Kultur : Leben mit dem Treibhauseffekt - ein Umwelt-Essay von Mark Hertsgaard

Roman Rhode

Es steht schlecht um unsere Welt. Im "Millenium-Bericht", den die Koordinatoren des UN-Umweltprogramms erst kürzlich veröffentlicht haben, wird der menschliche Eingriff in die Natur als "besonders zerstörerisch" bewertet. Vor allem das ausgehende Jahrhundert habe zu einer eklatanten Verschlechterung der globalen Lebensbedingungen geführt. Schon jetzt könne die globale Erwärmung aufgrund des Treibhauseffektes nicht mehr aufgehalten werden, die Kohlendioxid-Konzentration in der Luft (1996 waren es 23,9 Milliarden Tonnen) habe einen Rekordstand erreicht. 25 Prozent der insgesamt 4 630 Säugetierarten wie auch 11 Prozent aller Vogelarten seien vom Aussterben bedroht.

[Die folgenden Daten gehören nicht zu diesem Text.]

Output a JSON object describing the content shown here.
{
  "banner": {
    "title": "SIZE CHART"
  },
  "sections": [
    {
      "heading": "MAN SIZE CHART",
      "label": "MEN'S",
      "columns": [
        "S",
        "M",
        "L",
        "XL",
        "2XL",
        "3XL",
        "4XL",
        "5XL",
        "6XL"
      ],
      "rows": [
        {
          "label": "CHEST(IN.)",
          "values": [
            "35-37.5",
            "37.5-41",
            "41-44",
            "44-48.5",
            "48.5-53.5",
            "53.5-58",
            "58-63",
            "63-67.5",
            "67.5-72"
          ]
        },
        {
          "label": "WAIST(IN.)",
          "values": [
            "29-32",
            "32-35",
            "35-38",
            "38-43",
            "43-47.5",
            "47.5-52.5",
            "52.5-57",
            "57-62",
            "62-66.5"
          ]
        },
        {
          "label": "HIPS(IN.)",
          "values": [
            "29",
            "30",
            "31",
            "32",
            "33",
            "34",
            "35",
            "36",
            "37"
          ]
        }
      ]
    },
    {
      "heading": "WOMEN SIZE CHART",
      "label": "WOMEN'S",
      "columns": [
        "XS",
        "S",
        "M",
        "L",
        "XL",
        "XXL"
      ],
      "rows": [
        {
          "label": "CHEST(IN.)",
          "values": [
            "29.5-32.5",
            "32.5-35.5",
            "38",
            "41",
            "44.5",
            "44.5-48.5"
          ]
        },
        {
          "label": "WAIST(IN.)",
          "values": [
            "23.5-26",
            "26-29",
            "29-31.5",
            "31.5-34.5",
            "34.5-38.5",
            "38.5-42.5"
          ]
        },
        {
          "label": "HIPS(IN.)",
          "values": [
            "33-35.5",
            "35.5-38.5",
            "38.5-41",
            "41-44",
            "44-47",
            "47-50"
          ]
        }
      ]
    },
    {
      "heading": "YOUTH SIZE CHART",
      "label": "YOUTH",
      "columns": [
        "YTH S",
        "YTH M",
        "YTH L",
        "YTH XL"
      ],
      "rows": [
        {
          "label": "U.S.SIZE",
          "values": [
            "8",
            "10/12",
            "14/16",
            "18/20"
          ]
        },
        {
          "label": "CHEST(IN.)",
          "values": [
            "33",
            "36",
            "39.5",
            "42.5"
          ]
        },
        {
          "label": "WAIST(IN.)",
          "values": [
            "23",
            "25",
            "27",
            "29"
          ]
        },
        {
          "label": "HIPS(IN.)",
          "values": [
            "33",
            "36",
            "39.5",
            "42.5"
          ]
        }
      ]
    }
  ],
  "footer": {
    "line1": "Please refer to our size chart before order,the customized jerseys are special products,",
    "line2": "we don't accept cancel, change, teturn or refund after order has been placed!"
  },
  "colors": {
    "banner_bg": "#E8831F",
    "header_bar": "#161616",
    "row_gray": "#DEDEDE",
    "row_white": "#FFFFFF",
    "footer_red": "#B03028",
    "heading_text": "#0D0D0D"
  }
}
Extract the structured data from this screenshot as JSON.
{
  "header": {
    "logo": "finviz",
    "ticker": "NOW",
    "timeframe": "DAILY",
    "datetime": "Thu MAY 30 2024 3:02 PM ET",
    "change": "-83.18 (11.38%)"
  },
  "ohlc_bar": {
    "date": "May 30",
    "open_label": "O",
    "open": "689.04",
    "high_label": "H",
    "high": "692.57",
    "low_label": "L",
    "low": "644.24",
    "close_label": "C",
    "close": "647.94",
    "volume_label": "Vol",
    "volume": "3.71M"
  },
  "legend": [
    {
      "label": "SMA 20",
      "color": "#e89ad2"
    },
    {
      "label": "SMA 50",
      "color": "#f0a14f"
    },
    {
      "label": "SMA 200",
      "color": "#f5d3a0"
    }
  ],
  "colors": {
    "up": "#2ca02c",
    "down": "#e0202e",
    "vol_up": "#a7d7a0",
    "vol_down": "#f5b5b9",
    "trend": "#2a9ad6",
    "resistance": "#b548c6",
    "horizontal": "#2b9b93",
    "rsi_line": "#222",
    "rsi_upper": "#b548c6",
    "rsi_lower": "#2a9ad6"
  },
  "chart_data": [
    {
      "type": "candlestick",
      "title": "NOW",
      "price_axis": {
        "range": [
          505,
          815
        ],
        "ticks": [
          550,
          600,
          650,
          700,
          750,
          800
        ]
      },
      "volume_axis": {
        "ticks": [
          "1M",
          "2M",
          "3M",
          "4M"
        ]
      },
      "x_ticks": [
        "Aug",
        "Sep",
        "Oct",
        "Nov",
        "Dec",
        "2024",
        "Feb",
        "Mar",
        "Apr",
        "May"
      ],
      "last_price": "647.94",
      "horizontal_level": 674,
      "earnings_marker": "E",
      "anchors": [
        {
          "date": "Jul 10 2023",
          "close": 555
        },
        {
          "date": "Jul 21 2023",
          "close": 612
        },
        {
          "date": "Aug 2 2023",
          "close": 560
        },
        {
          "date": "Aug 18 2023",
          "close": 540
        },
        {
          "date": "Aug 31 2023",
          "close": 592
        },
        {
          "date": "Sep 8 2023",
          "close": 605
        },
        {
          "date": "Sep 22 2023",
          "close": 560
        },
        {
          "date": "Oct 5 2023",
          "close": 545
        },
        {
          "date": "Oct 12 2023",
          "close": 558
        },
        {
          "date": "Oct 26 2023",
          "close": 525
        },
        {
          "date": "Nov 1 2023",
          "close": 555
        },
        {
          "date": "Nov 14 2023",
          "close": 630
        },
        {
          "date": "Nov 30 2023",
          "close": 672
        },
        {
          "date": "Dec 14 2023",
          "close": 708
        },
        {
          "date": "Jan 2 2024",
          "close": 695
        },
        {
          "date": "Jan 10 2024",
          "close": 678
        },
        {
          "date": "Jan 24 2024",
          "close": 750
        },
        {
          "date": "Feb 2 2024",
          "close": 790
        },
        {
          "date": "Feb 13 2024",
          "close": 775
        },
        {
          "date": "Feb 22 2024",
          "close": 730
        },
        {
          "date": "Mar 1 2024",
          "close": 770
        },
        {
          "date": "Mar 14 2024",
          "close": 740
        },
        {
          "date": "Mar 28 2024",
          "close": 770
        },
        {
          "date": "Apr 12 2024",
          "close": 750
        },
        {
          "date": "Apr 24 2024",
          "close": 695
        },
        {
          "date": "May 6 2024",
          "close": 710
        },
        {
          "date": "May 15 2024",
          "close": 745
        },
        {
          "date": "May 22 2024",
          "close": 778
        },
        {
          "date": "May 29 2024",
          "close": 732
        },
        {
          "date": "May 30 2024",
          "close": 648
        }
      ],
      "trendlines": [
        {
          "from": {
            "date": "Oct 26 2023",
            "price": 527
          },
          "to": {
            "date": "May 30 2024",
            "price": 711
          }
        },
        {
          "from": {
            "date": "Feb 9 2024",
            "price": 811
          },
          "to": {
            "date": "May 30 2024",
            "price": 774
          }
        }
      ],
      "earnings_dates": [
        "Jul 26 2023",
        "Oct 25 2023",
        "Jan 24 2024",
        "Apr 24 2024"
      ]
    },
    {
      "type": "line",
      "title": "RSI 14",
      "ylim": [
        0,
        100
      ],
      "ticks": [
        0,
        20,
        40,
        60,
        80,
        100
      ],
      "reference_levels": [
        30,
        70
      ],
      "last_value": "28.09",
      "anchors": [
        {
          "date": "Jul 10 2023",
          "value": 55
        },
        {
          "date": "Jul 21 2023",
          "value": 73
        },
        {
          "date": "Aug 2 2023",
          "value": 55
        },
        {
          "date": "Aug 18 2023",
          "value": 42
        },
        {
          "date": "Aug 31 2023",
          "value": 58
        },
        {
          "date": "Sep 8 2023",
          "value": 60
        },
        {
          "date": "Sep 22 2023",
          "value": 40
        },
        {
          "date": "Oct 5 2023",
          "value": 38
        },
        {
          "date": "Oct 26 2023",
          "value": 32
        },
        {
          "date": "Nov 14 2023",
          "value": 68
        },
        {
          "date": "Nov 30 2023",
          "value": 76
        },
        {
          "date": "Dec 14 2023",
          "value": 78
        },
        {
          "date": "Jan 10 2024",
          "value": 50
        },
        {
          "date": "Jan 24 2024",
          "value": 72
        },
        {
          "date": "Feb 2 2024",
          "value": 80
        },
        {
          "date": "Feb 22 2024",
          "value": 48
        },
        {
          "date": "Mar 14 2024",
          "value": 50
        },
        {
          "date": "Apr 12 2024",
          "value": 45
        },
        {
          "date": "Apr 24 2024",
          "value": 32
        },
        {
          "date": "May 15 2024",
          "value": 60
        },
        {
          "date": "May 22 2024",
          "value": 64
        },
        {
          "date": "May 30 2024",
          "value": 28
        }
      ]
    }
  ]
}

Derlei Zahlen beeindrucken zunächst durch ihre Größenordnung. Aber zugleich übersteigen sie unser Vorstellungsvermögen - und verlieren damit viel von ihrer Signalwirkung. So paradox es scheint, manchmal ist es eindrucksvoller, den Teufel im Detail hervorzuheben. Wer zum Beispiel die gewaltige Kraft eines Wirbelsturms vor Augen führen will, wird dazu neigen, von ausgerissenen Bäumen oder durch die Luft fliegenden Bussen zu sprechen. Erwähnt er dagegen, dass er eine Holztür sah, in die sich ein Strohhalm wie ein Nagel eingebohrt hatte, dann hat man plötzlich ein Maß für die Wucht der rasenden Luftstöße. Auf solches Pars pro toto greift der amerikanische Journalist Mark Hertsgaard zurück, dessen Buch über die Zukunft unserer Umwelt zeitgleich mit dem UNEP-Bericht erschienen ist. Hertsgaard untersucht das Verhalten der Menschen in Bezug zu den Ökosystemen der Erde.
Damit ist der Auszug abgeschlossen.